How to Create BigDecimal Objects in Java

To create a BigDecimal object in Java, you call one of the constructors you see below. Each of these constructors takes a value and converts it to a BigDecimal object.

Although you can create BigDecimal values from a double or float value, it’s not recommended. The whole point of using BigDecimal is to avoid the accuracy errors that are inherent with double and float values, and the only way to do that is to avoid using double and float altogether. As the old computer saying reminds you, "Garbage In, Garbage Out."

Constructor Explanation
BigDecimal(double val) Creates a BigDecimal from the double value.
BigDecimal(float val) Creates a BigDecimal from the float value.
BigDecimal(int val) Creates a BigDecimal from the int value.
BigDecimal(long val) Creates a BigDecimal from the long value.
BigDecimal(String val) Creates a BigDecimal from the String value. The string must contain a valid representation of a decimal number.
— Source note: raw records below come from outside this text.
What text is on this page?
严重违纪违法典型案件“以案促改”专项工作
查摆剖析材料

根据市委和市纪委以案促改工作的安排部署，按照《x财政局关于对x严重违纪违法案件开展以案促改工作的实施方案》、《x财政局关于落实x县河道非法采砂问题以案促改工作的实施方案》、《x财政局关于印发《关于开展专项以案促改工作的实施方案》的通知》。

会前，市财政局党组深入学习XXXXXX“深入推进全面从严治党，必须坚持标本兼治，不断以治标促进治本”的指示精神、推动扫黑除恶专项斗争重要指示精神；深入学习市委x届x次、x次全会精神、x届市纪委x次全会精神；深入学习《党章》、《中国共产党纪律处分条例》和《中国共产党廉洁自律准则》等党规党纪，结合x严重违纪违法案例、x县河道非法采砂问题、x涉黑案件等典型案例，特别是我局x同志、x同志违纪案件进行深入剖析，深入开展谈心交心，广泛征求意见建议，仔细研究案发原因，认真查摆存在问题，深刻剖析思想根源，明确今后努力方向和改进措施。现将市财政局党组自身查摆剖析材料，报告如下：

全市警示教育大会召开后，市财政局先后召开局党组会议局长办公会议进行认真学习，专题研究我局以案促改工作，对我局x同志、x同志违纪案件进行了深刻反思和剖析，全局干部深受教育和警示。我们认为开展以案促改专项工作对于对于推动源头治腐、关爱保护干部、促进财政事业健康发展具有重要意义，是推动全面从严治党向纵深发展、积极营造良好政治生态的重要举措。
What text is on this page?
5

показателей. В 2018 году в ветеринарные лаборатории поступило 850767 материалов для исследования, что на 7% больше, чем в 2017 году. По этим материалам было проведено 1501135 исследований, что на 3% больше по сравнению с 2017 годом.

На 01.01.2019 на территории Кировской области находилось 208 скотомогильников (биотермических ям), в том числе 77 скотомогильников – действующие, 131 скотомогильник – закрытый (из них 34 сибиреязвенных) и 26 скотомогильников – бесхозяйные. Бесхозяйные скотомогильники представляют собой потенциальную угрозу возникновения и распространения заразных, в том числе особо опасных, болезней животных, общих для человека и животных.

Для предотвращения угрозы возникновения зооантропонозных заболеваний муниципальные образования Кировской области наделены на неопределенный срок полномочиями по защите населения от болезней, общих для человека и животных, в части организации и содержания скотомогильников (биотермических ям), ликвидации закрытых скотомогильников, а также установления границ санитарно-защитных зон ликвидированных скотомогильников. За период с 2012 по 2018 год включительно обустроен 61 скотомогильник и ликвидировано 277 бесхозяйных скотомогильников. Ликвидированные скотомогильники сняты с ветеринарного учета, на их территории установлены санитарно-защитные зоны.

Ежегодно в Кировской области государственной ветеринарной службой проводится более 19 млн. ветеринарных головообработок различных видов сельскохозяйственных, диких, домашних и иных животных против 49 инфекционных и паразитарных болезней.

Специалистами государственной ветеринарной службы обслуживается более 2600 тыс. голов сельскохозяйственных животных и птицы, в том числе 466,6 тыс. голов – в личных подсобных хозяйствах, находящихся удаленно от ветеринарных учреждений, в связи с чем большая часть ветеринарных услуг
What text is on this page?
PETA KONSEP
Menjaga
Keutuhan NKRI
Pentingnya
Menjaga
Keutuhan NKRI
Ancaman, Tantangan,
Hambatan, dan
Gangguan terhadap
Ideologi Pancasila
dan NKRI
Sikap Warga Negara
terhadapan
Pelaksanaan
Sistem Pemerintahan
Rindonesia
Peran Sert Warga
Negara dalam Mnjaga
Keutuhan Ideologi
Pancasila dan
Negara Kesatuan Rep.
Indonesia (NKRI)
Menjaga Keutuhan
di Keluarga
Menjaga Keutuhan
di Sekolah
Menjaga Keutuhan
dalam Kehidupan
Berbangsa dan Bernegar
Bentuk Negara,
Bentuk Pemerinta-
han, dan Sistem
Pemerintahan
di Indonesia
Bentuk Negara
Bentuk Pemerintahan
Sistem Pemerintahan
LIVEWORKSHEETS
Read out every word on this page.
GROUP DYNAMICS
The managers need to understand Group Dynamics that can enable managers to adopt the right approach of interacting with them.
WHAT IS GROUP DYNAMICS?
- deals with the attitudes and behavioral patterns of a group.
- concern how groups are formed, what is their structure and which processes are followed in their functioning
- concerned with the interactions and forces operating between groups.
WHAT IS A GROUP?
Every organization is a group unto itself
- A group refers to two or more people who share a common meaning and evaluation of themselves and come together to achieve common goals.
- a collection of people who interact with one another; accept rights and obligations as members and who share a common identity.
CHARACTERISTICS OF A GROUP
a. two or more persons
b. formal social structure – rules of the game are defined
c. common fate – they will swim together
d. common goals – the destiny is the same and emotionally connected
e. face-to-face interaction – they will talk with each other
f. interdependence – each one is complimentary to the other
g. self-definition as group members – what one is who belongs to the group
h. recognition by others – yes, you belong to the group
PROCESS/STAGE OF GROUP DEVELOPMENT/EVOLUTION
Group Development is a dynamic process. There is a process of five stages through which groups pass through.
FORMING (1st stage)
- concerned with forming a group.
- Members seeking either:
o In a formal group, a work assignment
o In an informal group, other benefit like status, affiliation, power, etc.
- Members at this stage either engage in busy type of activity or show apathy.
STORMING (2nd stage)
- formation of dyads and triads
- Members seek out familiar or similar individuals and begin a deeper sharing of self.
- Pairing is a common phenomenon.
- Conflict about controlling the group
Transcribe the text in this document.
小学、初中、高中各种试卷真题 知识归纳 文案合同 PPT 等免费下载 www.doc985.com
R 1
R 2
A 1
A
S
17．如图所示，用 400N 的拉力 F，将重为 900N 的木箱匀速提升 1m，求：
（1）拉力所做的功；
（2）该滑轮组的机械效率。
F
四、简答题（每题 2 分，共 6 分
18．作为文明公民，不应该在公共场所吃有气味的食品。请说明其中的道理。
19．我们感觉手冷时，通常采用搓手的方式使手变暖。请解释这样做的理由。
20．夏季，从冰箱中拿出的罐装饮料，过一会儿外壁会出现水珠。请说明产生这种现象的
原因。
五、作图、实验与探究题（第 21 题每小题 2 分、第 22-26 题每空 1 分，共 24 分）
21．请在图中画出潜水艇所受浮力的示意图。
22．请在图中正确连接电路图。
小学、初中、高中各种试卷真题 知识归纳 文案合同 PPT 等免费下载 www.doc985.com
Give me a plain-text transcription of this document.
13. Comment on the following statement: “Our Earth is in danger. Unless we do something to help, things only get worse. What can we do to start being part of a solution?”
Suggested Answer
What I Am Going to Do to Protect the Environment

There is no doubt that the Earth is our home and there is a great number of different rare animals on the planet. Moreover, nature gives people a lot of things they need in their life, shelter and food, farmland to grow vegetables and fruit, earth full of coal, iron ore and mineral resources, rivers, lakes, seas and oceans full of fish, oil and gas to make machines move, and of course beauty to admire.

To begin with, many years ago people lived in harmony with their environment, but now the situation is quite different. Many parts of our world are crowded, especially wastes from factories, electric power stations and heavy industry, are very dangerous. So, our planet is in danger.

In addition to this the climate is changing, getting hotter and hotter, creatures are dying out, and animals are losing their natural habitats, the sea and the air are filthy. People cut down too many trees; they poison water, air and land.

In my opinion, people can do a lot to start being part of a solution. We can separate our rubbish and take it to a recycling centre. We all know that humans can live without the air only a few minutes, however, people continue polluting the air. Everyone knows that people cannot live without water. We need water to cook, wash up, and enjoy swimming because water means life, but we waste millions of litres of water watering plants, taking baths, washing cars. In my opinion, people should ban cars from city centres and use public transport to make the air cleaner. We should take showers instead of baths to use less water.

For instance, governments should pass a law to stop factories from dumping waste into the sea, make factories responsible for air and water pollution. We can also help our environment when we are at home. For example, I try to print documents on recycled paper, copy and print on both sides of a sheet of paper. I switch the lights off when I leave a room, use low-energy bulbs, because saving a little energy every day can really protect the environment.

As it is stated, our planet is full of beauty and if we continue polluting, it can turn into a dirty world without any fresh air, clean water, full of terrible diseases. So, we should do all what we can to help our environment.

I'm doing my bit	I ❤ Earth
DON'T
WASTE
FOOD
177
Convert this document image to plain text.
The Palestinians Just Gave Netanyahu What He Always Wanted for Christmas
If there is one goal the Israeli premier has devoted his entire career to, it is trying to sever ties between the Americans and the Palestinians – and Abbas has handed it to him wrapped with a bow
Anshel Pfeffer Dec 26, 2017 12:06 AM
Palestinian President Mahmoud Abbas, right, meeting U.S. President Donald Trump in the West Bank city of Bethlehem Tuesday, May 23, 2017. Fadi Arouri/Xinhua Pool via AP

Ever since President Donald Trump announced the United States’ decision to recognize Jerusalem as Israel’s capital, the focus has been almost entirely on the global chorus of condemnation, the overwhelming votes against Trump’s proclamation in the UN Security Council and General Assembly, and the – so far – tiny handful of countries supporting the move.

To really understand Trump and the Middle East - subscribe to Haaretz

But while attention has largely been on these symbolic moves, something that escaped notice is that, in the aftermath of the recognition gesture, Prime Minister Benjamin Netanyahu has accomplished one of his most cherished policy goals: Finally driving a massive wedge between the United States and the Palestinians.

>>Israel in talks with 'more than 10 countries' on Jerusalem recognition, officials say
Take these statements, for example:

BigDecimal value = new BigDecimal(0.01);
System.out.println(value);

Here’s what gets printed on the console:

0.01000000000000000020816681711721685132943093776702880859375

The best way to create a BigDecimal object with an initial decimal value is via a string, like this:

BigDecimal value = new BigDecimal("0.01");

Here, value has a value of exactly 0.01.

If the initial value is an integer, you can safely pass it to the constructor. Remember that integers don’t have the same accuracy problems that doubles and floats do. Also, you can convert a BigDecimal to a double solely for the purpose of using the NumberFormat class to format the result. As long as you don’t use the double in any calculations, you won’t have to worry about floating-point inaccuracies.

Note: The BigDecimal class has no default constructor because you can’t have a BigDecimal object without a value.